Spanish Prime Minister Pedro Sanchez said in a tweet that it was "a hard and difficult night. Several locations remain on alert for torrential rains. We sadly regret a third fatality in Almeria."
The latest death follows those of two siblings on Thursday -- a 61-year-old man and his 51-year-old sister died when their vehicle was swept away by fast-moving waters in Caudete, about 60 miles southwest of Valencia, AFP reported, citing the emergency services.
Flash flooding is causing widespread road closures and serious disruption to public transportation.
The closure of local train networks, dozens of roads and the airports in Almeria and Murcia has led to long delays, according to Spanish airport operator Aena.
"These adverse weather conditions affect the airports of Almera, Josep Tarradellas Barcelona-El Prat and Palma de Mallorca.
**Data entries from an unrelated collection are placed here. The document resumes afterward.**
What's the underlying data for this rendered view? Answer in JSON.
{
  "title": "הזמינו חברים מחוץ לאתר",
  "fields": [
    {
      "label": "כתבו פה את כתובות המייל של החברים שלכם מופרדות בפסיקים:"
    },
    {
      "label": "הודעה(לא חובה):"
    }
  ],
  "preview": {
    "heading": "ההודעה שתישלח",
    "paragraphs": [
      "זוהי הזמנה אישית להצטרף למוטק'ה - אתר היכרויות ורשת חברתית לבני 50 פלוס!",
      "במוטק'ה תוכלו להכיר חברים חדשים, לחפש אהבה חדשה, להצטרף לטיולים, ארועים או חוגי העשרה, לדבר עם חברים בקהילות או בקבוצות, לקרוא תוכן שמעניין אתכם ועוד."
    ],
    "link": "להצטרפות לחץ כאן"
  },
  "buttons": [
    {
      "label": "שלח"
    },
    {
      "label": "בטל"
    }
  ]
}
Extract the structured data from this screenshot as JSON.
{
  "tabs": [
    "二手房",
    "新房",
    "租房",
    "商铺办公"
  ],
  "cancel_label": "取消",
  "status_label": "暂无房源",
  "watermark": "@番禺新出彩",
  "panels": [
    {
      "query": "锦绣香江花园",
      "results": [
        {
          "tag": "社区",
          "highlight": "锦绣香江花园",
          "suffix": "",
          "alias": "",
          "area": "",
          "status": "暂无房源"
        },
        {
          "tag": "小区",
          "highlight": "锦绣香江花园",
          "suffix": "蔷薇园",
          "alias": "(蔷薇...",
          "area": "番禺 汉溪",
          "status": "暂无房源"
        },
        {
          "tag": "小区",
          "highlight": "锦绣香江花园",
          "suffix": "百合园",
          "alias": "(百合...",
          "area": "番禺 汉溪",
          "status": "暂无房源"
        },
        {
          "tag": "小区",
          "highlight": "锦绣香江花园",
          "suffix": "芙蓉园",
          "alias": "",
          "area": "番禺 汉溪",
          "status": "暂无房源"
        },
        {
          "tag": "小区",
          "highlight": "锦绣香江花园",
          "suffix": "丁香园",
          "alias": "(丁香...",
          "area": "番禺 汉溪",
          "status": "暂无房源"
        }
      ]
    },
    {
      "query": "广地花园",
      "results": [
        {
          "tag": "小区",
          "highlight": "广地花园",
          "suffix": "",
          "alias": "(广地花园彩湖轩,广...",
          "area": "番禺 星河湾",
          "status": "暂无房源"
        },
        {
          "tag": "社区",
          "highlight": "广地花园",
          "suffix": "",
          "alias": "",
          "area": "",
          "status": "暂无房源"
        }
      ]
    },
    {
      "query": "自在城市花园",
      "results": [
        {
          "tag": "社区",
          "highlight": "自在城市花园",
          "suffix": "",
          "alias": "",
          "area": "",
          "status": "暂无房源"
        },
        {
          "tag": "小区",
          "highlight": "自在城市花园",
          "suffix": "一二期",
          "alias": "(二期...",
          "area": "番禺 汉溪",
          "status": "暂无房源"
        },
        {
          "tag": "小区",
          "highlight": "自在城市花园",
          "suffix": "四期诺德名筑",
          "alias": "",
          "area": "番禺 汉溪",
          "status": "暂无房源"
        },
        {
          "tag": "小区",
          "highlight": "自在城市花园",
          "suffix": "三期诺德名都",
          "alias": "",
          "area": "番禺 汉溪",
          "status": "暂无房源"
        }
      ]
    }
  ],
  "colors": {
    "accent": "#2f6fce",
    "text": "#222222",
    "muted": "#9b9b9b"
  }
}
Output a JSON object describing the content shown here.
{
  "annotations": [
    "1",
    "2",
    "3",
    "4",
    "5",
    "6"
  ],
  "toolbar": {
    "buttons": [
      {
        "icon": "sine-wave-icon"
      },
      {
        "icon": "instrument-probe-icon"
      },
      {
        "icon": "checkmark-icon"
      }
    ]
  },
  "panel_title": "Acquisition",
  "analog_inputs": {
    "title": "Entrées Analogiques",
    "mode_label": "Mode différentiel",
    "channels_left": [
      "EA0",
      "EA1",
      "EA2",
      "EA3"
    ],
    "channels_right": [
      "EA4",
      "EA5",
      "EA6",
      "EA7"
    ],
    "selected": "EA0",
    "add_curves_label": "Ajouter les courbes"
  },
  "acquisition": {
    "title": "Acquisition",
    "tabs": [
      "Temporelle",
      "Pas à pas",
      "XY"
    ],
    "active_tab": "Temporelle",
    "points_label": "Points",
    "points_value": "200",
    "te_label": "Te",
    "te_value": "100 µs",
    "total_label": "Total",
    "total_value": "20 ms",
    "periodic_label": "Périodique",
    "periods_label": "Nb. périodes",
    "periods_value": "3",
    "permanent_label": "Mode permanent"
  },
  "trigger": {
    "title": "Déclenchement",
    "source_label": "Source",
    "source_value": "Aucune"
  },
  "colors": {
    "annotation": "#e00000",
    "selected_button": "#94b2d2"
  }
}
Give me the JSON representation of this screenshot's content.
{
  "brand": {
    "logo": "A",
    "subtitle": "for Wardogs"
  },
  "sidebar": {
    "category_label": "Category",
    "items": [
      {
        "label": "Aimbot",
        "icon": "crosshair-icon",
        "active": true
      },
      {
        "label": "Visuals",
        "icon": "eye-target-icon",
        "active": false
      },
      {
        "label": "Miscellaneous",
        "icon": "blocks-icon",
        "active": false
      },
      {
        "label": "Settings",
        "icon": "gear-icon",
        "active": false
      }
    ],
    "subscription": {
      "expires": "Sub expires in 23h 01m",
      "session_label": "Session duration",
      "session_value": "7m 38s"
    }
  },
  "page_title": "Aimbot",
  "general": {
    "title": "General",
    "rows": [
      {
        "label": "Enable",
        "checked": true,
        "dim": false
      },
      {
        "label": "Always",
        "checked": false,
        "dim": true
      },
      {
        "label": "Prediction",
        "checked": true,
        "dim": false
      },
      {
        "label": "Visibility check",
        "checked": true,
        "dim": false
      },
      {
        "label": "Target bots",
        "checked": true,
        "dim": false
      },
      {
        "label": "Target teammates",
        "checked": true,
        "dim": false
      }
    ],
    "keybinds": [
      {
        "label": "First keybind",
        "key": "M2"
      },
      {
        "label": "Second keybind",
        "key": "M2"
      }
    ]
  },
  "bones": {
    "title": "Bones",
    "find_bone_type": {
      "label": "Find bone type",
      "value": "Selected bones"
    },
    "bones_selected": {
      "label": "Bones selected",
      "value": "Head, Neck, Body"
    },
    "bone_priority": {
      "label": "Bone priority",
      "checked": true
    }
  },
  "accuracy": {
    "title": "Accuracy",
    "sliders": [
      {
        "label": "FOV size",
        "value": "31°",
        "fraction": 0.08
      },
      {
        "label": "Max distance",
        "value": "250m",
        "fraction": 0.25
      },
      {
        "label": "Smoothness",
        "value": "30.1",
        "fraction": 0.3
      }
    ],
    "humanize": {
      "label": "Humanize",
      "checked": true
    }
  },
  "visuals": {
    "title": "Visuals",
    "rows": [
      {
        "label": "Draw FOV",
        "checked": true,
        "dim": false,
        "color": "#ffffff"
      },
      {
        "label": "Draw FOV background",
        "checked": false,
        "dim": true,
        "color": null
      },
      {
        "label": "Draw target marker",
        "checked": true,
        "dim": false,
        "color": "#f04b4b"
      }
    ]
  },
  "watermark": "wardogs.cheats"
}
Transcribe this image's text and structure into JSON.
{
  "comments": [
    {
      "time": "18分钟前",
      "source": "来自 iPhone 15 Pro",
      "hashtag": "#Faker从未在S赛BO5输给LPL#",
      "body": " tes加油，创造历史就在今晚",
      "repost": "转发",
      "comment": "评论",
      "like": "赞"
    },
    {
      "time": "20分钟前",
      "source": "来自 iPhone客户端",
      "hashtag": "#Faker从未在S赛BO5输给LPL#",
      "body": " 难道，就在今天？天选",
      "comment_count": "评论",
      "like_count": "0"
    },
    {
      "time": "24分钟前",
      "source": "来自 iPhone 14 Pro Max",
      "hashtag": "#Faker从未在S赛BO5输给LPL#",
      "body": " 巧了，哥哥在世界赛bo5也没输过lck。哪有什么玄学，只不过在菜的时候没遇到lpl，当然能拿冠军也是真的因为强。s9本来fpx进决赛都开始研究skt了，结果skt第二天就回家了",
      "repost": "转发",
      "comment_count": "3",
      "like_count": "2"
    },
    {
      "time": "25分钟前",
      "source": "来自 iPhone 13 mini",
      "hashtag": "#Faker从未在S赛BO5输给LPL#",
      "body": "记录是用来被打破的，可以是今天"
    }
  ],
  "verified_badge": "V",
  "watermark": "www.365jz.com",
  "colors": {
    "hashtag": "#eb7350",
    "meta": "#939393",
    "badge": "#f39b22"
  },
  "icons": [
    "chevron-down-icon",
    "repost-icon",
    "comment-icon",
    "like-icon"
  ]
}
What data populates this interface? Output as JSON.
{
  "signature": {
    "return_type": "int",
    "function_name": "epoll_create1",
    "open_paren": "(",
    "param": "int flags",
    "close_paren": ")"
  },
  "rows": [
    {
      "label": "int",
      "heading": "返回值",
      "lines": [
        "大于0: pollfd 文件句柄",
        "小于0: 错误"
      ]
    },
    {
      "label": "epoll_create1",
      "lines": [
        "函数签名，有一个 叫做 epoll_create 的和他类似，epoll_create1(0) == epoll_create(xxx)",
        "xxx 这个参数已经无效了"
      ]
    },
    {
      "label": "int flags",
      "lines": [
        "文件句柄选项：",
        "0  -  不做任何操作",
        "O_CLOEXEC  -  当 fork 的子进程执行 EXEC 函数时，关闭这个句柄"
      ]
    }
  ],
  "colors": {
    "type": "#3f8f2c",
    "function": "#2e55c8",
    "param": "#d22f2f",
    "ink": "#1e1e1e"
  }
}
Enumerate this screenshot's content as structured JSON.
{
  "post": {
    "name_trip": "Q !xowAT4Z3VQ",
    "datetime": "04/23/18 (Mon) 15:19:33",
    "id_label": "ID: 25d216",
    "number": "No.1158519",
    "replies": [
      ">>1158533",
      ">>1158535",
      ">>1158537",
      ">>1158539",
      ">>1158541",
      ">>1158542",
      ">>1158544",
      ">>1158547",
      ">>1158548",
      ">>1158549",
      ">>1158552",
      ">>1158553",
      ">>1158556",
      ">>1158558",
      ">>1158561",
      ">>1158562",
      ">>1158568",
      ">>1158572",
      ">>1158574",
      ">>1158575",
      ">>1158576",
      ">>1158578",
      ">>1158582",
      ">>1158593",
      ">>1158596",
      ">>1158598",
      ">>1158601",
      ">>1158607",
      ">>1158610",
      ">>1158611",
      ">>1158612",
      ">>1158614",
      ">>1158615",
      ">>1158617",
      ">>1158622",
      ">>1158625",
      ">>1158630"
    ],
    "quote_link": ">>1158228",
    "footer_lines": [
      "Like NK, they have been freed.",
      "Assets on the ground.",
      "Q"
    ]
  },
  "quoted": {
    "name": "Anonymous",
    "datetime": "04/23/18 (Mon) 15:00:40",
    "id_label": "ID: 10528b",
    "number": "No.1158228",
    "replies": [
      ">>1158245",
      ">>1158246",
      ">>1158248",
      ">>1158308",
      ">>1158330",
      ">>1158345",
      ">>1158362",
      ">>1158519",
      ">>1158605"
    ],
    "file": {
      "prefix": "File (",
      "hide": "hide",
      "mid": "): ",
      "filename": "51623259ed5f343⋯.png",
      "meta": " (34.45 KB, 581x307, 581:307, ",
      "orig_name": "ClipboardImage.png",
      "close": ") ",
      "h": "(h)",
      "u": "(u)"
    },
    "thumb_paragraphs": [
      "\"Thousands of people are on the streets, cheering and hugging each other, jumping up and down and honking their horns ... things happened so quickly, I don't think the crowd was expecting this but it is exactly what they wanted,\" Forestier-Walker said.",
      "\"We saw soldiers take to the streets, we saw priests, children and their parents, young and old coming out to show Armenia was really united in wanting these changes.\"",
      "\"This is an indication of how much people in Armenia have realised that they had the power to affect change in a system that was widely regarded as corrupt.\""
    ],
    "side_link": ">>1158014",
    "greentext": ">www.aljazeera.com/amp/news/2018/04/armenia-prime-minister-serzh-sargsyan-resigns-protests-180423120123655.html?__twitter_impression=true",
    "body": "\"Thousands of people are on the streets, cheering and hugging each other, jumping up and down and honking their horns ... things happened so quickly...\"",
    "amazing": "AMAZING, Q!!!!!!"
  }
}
Check the status of your flight with your airline."
Authorities have urged members of the public to stay at home where possible, and schools across the region have suspended classes, according to AFP.
Meanwhile, the news agency reported emergency services as saying that some 60 people were rescued early Friday from a campsite in the Cabo de Gata nature reserve on the coast of Almeria.
There is a further "risk of loss of life," as well as "damage to property and infrastructure," a spokeswoman for Britain's Met Office weather service told CNN.
"Thunderstorms will continue across eastern Spain and the Balearics for the remainder of this week, but we expect that things will start easing off by Sunday," she said.
Britain's Foreign & Commonwealth Office advised those traveling to the regions to "exercise extreme caution and follow the advice of the local authorities."